The method being described here is a "borderland" method—that is, is the last stop in my application code before control will be turned over to the database, with DataMapper as an intermediary. Since this method will adapt my code to code outside my control, I test it in an integration style. I use RSpec's expect to set up a block which will exercise the method. Then I assert that after the block is executed, the endorsements table has one more endorsement in it.

require_relative '../../lib/gem_love/endorsement'

module GemLove
  describe Endorsement do
    describe '.add_endorsement_for_gem' do
      it 'records a new endorsement' do
        expect {
          Endorsement.add_endorsement_for_gem('mygem')
        }.to change{Endorsement.all_for_gem_named('mygem')}.by(1)
      end
    end
  end
end

There are several steps to making this work. First, I need to move the Endorsement class out of its temporary home in the acceptance spec file, and into a file of its own. Then when I run the test, the error I see is one complaining that the DataMapper repository is not yet set up.

To fix this I grab the database setup and migration code that was being run for the acceptance test, and move it into an RSpec configuration block in a new spec_helper.rb file. In the "before each" configuration I add a db: true tag. This tells RSpec to only use this before hook on examples or spec suites which are also tagged with db: true.

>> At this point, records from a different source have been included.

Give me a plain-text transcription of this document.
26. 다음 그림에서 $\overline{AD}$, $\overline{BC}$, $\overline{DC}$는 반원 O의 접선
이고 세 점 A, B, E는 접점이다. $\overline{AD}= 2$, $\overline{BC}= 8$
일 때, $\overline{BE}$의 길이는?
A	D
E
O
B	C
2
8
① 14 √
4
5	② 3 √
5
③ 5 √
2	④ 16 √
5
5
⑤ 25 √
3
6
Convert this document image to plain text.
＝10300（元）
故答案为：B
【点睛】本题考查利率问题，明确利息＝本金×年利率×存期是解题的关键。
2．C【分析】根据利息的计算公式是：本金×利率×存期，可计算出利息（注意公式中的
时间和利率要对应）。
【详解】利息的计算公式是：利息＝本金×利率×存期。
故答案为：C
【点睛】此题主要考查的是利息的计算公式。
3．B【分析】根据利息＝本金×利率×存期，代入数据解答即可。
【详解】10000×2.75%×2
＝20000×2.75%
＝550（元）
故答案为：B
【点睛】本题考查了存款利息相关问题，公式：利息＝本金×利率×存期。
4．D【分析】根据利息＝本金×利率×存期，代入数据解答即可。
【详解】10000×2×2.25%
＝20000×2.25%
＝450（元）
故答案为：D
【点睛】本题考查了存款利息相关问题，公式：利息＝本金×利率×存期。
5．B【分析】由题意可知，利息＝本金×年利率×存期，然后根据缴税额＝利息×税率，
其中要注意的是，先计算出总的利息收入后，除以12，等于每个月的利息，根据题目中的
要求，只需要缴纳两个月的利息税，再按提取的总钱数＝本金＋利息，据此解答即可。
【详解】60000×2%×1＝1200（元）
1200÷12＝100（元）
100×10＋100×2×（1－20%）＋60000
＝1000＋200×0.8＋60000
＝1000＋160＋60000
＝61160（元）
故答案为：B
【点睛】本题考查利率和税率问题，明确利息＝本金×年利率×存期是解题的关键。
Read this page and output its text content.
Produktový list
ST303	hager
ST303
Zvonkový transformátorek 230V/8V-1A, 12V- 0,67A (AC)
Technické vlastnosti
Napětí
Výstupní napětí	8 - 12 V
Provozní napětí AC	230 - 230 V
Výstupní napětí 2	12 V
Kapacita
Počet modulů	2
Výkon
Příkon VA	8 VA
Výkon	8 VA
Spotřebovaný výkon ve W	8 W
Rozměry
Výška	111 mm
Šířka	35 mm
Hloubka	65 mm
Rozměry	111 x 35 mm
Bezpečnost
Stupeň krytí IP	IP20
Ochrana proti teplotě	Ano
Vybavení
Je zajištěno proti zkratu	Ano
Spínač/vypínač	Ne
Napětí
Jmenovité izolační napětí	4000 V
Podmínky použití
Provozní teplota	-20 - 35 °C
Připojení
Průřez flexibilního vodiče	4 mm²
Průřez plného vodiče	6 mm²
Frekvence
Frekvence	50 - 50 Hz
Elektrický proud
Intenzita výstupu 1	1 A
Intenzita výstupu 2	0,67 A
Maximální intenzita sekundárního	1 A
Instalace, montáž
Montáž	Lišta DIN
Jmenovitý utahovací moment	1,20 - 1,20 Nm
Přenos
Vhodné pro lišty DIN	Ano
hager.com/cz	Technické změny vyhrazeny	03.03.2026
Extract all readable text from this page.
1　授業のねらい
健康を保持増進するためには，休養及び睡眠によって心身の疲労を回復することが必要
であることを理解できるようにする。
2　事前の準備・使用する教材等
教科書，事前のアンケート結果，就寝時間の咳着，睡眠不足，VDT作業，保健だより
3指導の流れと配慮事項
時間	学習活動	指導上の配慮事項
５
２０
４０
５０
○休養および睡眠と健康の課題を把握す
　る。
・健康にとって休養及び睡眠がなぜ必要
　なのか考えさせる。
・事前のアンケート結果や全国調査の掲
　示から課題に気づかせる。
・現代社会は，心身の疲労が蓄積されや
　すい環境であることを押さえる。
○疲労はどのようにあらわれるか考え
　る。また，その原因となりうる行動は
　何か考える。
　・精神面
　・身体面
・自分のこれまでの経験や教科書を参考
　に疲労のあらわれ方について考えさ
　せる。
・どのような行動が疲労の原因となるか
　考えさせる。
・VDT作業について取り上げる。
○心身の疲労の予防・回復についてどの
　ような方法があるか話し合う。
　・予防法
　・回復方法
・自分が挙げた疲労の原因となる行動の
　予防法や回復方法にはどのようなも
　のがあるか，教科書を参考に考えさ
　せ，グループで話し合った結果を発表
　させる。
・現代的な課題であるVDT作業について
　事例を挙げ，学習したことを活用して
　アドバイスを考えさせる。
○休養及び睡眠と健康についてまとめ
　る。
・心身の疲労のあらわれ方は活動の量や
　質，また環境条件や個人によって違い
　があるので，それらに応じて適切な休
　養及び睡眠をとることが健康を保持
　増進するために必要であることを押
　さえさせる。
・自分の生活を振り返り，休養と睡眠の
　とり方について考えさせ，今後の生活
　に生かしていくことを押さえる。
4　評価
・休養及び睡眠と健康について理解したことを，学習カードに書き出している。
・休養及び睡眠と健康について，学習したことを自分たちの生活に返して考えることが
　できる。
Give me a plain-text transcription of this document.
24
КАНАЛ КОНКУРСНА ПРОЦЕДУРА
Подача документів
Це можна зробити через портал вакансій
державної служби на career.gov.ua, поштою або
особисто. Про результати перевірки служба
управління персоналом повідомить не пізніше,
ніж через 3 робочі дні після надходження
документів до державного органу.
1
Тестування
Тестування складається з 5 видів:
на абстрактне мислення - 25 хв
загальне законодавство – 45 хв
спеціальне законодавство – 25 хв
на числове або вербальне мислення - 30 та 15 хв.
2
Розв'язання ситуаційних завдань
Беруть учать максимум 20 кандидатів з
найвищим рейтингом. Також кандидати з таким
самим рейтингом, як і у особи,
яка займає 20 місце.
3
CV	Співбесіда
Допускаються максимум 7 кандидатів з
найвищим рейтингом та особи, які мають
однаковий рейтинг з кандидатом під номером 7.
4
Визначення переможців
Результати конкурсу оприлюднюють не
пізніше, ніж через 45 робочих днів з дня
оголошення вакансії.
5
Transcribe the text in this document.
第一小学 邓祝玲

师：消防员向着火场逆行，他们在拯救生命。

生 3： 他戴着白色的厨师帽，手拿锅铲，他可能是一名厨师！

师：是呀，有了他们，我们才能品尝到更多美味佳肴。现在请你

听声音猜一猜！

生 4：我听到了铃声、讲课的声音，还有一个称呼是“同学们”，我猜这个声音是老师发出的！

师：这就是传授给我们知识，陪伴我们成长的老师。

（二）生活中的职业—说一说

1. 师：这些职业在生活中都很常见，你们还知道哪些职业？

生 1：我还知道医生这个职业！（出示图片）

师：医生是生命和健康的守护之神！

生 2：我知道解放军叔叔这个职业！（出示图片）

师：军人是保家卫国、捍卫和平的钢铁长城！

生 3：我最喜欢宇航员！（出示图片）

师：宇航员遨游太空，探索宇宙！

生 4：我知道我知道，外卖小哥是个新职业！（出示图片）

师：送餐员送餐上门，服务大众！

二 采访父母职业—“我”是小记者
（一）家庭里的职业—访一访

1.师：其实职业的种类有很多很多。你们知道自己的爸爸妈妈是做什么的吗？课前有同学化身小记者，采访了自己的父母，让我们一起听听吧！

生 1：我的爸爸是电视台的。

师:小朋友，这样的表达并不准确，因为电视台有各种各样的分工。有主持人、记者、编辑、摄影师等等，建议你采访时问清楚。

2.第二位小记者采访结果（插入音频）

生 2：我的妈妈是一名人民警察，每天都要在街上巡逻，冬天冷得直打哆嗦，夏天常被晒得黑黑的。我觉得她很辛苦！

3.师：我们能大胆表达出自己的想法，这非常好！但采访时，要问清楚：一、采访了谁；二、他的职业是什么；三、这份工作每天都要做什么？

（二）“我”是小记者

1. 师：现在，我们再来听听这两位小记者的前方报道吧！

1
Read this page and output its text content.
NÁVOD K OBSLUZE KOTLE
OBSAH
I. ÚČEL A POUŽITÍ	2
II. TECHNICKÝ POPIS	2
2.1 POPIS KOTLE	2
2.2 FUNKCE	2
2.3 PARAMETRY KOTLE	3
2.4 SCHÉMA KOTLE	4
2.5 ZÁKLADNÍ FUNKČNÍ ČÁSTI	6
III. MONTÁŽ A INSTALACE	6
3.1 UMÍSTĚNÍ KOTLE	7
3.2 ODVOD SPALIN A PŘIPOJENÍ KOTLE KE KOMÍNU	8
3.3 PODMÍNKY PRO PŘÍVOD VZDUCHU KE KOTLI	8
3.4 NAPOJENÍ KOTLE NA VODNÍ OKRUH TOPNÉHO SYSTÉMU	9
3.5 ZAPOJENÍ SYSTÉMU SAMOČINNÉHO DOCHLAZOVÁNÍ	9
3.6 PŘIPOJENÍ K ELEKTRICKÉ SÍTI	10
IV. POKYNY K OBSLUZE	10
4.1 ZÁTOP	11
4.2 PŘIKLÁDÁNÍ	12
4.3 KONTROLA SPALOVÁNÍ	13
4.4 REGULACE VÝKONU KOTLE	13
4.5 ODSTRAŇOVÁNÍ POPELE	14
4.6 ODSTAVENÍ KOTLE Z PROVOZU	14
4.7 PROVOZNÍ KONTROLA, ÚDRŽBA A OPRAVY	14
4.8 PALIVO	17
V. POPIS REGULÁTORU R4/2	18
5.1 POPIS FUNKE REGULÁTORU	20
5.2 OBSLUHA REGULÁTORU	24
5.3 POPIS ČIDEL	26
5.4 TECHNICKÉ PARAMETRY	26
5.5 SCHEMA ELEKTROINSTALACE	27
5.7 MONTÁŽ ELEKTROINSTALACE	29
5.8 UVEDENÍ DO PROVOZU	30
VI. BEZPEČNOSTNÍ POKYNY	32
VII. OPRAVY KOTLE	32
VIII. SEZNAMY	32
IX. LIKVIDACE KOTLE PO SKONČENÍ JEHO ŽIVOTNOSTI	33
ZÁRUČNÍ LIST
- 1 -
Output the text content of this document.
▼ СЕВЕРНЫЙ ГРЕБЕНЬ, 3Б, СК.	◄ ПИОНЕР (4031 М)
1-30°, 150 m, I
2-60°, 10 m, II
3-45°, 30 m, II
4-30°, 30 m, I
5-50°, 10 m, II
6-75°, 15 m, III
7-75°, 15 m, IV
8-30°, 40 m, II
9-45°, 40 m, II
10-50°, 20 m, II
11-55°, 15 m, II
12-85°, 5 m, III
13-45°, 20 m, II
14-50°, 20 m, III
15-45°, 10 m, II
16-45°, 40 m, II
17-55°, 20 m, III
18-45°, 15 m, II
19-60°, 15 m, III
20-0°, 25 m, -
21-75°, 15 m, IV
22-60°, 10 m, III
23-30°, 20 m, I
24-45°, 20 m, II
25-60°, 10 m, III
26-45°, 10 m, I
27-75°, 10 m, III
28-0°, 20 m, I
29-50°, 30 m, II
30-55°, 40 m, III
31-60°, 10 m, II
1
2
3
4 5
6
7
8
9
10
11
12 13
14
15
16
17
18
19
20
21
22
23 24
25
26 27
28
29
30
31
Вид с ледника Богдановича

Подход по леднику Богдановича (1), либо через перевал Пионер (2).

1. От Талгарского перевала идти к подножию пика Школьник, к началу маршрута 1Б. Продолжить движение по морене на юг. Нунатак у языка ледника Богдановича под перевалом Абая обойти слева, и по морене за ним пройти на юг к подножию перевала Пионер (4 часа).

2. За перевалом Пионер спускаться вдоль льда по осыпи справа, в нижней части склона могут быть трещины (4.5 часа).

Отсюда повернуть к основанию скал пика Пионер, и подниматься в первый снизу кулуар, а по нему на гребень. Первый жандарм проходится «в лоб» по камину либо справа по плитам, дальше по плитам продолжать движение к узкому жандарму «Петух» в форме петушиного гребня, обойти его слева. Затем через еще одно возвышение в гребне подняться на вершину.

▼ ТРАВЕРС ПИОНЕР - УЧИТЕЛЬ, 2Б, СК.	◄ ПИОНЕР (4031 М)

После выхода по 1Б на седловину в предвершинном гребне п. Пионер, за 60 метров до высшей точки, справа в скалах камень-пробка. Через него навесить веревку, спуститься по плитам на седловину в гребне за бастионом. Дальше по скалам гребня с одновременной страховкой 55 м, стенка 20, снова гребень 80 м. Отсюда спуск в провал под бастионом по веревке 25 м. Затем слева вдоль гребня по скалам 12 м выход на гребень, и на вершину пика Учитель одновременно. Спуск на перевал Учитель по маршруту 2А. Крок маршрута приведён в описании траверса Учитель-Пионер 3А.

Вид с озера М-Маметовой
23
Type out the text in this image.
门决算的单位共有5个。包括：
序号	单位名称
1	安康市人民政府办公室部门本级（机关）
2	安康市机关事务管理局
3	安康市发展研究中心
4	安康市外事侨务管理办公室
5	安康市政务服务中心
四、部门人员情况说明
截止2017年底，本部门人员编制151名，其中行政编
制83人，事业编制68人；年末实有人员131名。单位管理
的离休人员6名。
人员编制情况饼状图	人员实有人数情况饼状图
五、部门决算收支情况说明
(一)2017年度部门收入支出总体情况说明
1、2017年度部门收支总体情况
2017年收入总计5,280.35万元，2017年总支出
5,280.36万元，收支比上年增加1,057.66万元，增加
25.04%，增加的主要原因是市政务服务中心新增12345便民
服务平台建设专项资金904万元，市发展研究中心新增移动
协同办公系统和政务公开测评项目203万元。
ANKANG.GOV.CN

1) GemLove::Endorsement.add_endorsement_for_gem records a new endorsement
   Failure/Error: }.to change{Endorsement.all_for_gem_named('mygem')}.by(1)
   DataMapper::RepositoryNotSetupError:
     Adapter not set: default. Did you forget to setup?
   # ./lib/gem_love/endorsement.rb:9:in `all_for_gem_named'
RSpec.configure do |config|
  config.before(:each, db: true) do
    DataMapper.setup(:default, 'sqlite::memory:')
    DataMapper.auto_migrate!
  end
end

Back in the endorsement_spec.rb, I require the new spec_helper file, and tag the example with db: true.

require 'spec_helper'
require_relative '../../lib/gem_love/endorsement'

module GemLove
  describe Endorsement do
    describe '.add_endorsement_for_gem', db: true  do
      it 'records a new endorsement' do
        expect {
          Endorsement.add_endorsement_for_gem('mygem')
        }.to change{Endorsement.all_for_gem_named('mygem')}.by(1)
      end
    end
  end
end

Now I'm finally ready to add the .add_endorsement_for_gem method. The implementation is anticlimactic: it simply delegates to the DataMapper .create method to save a new row in the database.

class Endorsement
  # ...
  def self.add_endorsement_for_gem(gem_name)
    create(gem_name: gem_name)
  end
end

With that addition made, (and a quick fix to the test to test the count of endorsements instead of the endorsements themselves), and the test passing, I've now completed the server side of adding endorsements. In the next edition of this miniseries I'll verify that the client and server can work with each other. But for now I'll say goodbye, and, as always: happy hacking!